Alors que le président
Martelly prône la réconciliation, il a développé un sentiment
d’antipathie contre tous ceux qui s’opposent à sa politique
d’exclusion. Il a même proféré des menaces de mort contre les
membres du pouvoir législatif, en se proposant d’être cynique
envers eux : « Je vais être même cynique. Quelqu’un qui, au
palais national, s’en prend au président, peut ne pas pouvoir en
sortir, même s’il jouit d’une certaine immunité. Ils s’exposent
au malheur, ceux qui s’opposent à moi.
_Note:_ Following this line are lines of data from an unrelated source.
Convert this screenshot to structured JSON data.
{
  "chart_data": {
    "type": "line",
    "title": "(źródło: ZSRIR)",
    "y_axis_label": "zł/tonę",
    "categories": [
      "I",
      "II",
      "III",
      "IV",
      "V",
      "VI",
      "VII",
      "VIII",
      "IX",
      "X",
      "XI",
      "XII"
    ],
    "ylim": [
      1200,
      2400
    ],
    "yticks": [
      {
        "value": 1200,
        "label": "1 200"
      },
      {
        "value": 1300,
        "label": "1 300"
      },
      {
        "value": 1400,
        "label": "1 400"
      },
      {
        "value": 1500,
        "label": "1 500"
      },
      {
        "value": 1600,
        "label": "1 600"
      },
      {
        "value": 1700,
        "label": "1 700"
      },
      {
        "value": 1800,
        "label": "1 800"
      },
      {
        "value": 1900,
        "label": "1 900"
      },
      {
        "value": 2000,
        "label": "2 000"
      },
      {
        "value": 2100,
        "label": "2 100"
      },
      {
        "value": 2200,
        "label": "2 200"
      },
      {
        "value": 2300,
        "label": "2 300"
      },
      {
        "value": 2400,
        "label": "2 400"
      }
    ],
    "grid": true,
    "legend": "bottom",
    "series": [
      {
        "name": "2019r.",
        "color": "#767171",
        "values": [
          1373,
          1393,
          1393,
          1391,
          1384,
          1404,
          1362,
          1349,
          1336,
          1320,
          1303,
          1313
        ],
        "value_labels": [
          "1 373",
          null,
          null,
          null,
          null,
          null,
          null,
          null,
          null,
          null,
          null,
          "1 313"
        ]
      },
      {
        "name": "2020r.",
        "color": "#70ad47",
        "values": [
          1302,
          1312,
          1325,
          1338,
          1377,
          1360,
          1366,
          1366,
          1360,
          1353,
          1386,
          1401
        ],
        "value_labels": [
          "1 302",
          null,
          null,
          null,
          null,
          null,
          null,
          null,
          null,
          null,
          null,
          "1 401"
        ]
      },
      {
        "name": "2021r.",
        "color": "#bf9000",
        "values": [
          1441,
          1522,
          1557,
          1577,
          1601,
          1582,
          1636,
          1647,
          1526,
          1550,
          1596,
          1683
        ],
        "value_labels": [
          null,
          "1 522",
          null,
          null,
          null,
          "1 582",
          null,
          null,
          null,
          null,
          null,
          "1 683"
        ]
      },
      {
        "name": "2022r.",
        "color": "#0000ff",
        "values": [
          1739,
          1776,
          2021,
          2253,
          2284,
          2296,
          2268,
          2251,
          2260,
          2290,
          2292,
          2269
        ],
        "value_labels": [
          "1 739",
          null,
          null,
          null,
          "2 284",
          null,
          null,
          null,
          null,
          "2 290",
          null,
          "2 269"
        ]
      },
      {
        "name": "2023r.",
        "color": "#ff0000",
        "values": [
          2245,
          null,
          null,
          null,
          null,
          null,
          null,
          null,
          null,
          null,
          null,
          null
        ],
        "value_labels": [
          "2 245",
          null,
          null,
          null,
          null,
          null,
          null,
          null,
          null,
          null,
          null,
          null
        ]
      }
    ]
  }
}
J’entends faire respecter
l’institution tout le temps que j’occupe la fonction. »
a-t-il lancé samedi dernier en revenant de la République
Dominicaine.
Certains se demandent
comment un président qui ne se respecte pas et qui n’a aucun
respect pour les autres institutions importantes comme le
Parlement et le quatrième pouvoir, la presse, peut-il faire
respecter la présidence. Martelly dans son comportement et son
incapacité à se gérer lui-même, ne pourra ni réconcilier la
nation ni faire respecter les institutions.
Les
institutions d’un pays ne comportent pas seulement la structure,
mais également les lois, en première instance la Constitution.
Pourtant, il a désigné un Premier ministre qui ne répond pas aux
prescrits de cette constitution. N’était-ce pas un deal
politique, sans lequel Garry Conille n’aurait pas pu parvenir à
la tête de la Primature ?
Les opinions sont partagées dans la société.
Certains voient dans l’initiative de rencontre des anciens chefs
d’Etat une bonne chose, d’autres ne sont pas de cet avis.
D’aucuns voient dans cette initiative une stratégie politique
visant à dissuader les poursuites judiciaires entamées contre
les auteurs de crimes contre l’humanité, pour faire plaisir aux
représentants de la dite communauté internationale.